While Eugene Ormandy (1899-1985) never commanded my respect as an interpreter in the same league with Beinum and Kleiber, his association with a powerful soloist, like Rudolf Serkin (1903-1991), would spur some excellent, energized results. This D Minor Concerto (11 February 1951) was issued as a single LP by American Columbia, and the brightness of the re-mastered sound instantly proves attractive. Serkin’s playing is the soul of percussive clarity, bright, optimistic, lithe in runs and staccati, and Serkin’s trill was always a law unto itself.
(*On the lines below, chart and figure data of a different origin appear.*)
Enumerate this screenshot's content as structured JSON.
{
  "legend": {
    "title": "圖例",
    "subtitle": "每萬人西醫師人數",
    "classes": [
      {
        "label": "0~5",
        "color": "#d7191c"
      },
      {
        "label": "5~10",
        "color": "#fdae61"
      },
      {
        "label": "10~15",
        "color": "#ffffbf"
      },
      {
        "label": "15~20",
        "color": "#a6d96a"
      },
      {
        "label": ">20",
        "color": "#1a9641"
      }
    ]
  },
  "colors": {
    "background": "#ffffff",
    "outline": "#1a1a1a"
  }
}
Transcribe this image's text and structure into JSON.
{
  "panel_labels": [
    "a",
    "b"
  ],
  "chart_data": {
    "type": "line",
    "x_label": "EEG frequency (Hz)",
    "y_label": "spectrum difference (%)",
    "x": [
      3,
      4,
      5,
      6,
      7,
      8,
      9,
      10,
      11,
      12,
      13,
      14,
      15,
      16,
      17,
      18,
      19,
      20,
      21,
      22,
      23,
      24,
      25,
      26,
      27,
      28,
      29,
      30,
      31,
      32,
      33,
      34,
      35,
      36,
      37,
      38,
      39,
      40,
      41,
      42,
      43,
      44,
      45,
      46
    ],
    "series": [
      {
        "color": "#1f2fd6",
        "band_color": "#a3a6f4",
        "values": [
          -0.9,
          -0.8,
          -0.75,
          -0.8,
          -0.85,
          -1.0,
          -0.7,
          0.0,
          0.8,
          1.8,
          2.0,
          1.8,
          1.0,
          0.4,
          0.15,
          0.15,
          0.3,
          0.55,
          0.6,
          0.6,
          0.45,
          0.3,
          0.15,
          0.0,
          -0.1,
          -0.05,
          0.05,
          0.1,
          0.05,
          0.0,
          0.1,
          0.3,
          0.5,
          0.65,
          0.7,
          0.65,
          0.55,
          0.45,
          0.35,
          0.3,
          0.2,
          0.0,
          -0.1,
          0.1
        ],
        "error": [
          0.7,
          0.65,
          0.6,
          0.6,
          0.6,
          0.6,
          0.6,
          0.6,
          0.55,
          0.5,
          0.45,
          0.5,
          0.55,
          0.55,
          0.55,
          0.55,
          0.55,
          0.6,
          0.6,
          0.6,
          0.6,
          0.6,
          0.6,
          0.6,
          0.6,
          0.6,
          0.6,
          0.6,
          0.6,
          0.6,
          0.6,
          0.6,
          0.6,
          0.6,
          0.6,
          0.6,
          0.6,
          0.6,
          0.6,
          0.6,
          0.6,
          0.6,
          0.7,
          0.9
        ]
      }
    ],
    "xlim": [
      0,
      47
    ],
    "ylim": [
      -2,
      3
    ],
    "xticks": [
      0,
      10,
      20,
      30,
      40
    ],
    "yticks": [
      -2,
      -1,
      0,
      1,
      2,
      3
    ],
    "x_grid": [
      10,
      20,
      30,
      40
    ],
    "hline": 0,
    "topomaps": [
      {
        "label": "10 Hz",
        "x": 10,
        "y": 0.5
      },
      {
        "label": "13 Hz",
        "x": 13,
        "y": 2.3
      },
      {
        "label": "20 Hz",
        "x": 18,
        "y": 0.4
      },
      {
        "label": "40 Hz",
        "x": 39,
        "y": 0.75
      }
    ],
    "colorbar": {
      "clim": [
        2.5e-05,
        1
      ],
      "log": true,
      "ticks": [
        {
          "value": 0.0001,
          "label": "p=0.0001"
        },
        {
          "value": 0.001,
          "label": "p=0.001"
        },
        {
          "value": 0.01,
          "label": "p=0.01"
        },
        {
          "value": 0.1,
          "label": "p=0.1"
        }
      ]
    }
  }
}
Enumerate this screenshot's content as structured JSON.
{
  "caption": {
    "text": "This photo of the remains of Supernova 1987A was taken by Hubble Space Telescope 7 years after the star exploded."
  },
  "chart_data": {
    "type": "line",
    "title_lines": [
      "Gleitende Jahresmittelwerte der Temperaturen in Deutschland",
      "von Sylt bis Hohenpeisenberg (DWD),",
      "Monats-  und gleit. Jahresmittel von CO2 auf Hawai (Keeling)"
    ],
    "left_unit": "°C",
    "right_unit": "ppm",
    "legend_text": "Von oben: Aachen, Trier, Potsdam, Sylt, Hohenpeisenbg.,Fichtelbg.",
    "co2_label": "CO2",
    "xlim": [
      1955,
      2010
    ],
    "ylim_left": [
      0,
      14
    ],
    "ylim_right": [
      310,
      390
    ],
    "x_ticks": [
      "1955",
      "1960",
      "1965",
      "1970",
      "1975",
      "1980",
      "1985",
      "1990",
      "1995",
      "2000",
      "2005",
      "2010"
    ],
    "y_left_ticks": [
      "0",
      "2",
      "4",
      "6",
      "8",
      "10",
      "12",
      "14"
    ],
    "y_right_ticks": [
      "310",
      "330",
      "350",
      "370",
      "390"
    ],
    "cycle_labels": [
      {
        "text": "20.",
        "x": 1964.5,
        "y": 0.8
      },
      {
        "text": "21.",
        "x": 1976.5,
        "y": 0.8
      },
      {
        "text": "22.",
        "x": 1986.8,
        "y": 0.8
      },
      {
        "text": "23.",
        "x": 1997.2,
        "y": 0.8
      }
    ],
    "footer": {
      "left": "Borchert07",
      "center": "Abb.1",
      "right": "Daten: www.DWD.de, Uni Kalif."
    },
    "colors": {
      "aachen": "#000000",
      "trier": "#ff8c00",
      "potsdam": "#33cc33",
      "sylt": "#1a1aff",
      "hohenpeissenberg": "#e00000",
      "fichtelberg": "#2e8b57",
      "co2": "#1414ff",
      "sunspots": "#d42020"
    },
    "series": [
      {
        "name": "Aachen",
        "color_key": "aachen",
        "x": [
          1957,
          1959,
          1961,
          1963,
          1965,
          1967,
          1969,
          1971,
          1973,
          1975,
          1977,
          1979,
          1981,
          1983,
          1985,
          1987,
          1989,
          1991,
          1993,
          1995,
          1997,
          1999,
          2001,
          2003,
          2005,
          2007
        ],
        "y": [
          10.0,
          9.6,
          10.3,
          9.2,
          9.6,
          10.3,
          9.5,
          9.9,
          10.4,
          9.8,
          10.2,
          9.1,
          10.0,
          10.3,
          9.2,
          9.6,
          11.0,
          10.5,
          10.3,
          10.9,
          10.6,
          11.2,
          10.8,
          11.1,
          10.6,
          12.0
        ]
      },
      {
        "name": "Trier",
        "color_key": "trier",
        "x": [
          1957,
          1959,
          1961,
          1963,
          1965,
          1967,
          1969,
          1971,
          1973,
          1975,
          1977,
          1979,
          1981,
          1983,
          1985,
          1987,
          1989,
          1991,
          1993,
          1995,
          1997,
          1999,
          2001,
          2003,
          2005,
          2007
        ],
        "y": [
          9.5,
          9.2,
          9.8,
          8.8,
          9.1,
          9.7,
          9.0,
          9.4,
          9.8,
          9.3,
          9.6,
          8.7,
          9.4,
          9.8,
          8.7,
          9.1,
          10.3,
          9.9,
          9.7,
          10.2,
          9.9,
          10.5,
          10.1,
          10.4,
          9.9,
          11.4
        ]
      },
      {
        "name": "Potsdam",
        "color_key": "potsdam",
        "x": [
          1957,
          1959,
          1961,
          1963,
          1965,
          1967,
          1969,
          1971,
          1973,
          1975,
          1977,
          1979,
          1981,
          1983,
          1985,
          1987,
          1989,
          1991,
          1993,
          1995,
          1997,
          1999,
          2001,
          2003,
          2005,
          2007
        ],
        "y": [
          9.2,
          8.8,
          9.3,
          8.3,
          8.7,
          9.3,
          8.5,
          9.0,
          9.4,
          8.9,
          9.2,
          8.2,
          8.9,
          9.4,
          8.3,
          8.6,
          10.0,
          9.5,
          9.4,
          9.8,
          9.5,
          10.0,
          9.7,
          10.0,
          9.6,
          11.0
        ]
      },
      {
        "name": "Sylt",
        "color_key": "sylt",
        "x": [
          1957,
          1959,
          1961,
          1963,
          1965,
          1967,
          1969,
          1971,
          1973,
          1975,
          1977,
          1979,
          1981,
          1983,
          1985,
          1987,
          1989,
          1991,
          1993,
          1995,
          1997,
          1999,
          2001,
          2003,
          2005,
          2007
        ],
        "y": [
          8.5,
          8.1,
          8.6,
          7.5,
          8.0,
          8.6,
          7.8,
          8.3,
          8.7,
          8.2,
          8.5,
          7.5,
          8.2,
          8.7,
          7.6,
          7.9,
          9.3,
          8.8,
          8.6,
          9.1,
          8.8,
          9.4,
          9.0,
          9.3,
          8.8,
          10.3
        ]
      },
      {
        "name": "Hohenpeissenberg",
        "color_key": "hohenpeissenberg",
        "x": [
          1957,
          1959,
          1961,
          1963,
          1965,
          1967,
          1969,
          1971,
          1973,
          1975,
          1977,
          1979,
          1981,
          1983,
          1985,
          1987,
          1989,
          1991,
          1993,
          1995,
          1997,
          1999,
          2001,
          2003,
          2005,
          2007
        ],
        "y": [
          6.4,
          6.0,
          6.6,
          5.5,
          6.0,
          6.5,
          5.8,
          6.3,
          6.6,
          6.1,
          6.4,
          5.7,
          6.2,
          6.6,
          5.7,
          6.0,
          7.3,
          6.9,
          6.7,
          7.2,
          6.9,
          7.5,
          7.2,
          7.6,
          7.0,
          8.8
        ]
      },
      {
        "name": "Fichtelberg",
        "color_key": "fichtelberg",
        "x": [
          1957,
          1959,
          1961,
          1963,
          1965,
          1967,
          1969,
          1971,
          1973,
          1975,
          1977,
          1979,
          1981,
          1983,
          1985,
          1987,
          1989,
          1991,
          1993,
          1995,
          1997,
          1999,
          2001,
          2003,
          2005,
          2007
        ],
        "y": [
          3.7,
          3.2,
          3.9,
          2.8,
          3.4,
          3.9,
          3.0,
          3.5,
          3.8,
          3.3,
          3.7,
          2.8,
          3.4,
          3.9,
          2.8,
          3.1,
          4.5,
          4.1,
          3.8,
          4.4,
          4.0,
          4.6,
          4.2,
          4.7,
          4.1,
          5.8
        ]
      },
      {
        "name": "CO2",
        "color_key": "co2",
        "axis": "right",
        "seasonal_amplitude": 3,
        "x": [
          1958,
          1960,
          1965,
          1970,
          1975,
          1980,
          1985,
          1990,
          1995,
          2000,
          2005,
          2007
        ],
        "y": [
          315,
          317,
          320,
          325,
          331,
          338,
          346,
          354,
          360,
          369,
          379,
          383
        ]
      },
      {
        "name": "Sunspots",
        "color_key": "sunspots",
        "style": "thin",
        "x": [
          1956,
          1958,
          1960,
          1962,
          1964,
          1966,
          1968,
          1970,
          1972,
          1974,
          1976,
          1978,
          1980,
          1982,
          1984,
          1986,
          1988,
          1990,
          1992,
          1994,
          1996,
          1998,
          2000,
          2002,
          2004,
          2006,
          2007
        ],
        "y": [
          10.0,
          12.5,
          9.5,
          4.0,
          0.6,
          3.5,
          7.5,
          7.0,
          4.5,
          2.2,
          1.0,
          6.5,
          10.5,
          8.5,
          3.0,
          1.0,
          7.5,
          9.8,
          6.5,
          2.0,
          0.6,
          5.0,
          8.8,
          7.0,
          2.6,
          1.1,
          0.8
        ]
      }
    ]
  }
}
At his poetic best, Serkin projects a silver, muscular line that rings with pearly or steely character, depending on his febrile mood. The sweeping onrush of string tone from the Philadelphia Orchestra possesses its own visceral excitement. If the demonic figures occasionally venture into Beethoven’s realm, the transition seems natural enough, given that Serkin plays Beethoven‘s spectacular cadenzas.
The Romanza may strike some listeners as a bit heavy-handed in the orchestral part; certainly the diaphanous ethos that marks the Gieseking/Rosbaud inscription for EMI is absent. But Serkin carries much velvet around those iron fists, and each phrase is chiseled in soft marble. As per expectation, the passionate middle section–with its wondrous dialogues between piano and bassoon and driving strings–assaults us with those musical furies Mozart took from Gluck’s Orfeo. More explosive Philadelphia magic for the Finale: Allegro assai, with another Beethoven cadenza to confirm Mozart’s undaunted excursion into the mouth of a volcano. That the music does move from Don Giovanni’s D Minor to a sunnier D Major does not mollify the bravura impulses that drive a superheated performance, concluding a most satisfactory, eclectic program of essential Mozart from a living past. Recommended.